Hıristiyanlar arasında Hıristiyan olmayan birçok kişinin olacağını söylüyor. Sadece mümin gibi davranırlar. Ama her şey Yargıtay'da ortaya çıkacak. Ruhlarında bir tapınağı olmayanları, günah işleyenleri, gerçek Hıristiyan davranışı sergileyenleri reddedecektir. Ancak kilisenin hala bir olduğu anlaşılmalıdır. Sadece herkes tam olarak algılayamaz.
Tapınak hakkında
Zaten kafan karışmış olmalı. Eğer kilise bir müminler topluluğuysa, o zaman neden bu kelimeyi bir bina için kullanıyoruz? Tek bir dine mensup insanların toplulukları hakkında hatırlanmalıdır. Tarihsel olarak, bir rahip tarafından yönetilen topluluklarda birleştiler. Ve sırayla özel bir binada hizmet veriyor. Tabii ki, böyle bir gelenek hemen oluşmadı. Ancak zamanla insanlar, bir tapınağın, örneğin Mormonlar gibi farklı binalarda hizmet etmekten daha uygun olduğunu fark ettiler. O zamandan beri binalara kilise de denilmiştir. Sonra göz alıcı, güzel, sembolik inşa etmeye başladılar. İsimleriyle anılan bazı Azizlere adanmaya başladılar. Örneğin, Bakire Kilisesi, Tanrı'nın Oğlu'na dünyevi yaşam veren kadına adanmış bir Ortodoks kilisesidir.
Dini gelenekler
İşte daha önce konuya girmemiş bir okuyucunun sorabileceği ilginç bir soruya daha geldik. Kilise inananların ruhundaysa, neden tapınağa gitsin? Burada Mesih'in öğretisini hatırlamak gerekir. inananların aktif olması gerektiğini söyledi.yerel kilisede çalışmak. Yani cemaatin işlerine hep birlikte karar verir, birbirlerine yardım eder, hatta hatalarda kontrol edip düzeltirler. Ayrıca, kilise disiplininden bahsediyoruz. Gümrük yukarıdan kurulmaz, ancak ebeveynlerden çocuklara miras kalır. Tapınağa gitmek adet olduğu için toplum fikrini değiştirene kadar bu şekilde yapılmalı.

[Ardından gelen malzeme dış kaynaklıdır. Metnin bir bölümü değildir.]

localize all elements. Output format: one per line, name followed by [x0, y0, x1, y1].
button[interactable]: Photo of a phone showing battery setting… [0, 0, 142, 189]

Kilise hakkında biraz daha
Yukarıdakilere, Tanrı Yasasının dikkat çektiği bir nüans eklenmelidir. Kilisenin sadece yaşayan inananları içermediğini söylüyor. Bu dünyayı çoktan terk etmiş, ancak akrabaları ve arkadaşlarıyla sevgiyle birleşmiş olanlar da ortak tapınağa dahildir. "Kilise" kavramının gördüğümüz veya hissedebileceğimizden çok daha geniş olduğu ortaya çıktı. Bir kısmı başka bir dünyada, başka bir manevi alemde. Hem yaşayan hem de ölü olan ruhlarında Mesih'in olması gerektiği anlayışıyla birleşen tüm insanlar, kiliseyi oluşturur ve onun üyeleridir. Bina (katedral, tapınak) cemaatçilerin rahatlığı için yaratılmıştır. Kilise, tümü veya bir kısmı ortak bir hiyerarşi ile birleşmiş Hıristiyanlardır. Bunun, başında Mesih'in bulunduğu tek bir ruhsal beden olduğunu söyleyebiliriz. Ayrıca Kutsal Ruh tarafından aydınlatılır. Amacı, insanları İlahi öğreti ve ayinlerle birleştirmektir.
Kilisede mumlar
Son olarak, gereçler hakkında konuşalım. Biliyorsunuz ki, Tanrı'nın tapınağındaki herkes mum yakar. Bu gelenek nereden geldi? Mum mumlarının alevlerinin birçok anlamı vardır. Aynı zamanda güneşin, doğanın, hayatın güzel nefesinin sembolüdür. Diğeriyle birlikteÖte yandan, zaten Rab'bin tahtında bulunan kilise üyelerini hatırlatıyorlar. Müminin parlak düşüncelerini, doğru bir yaşam için çabaladığını gösterirler. Ve tüm bunlar, bizim tarafımızdan geleneksel, yeri doldurulamaz bir şey olarak algılanan küçük bir kıvılcım içinde bulunur. Bazen kendinize ruhtaki gerçek kiliseyi hatırlatmak için dini törenlerde kullanılan semboller ve nitelikler hakkında düşünmelisiniz.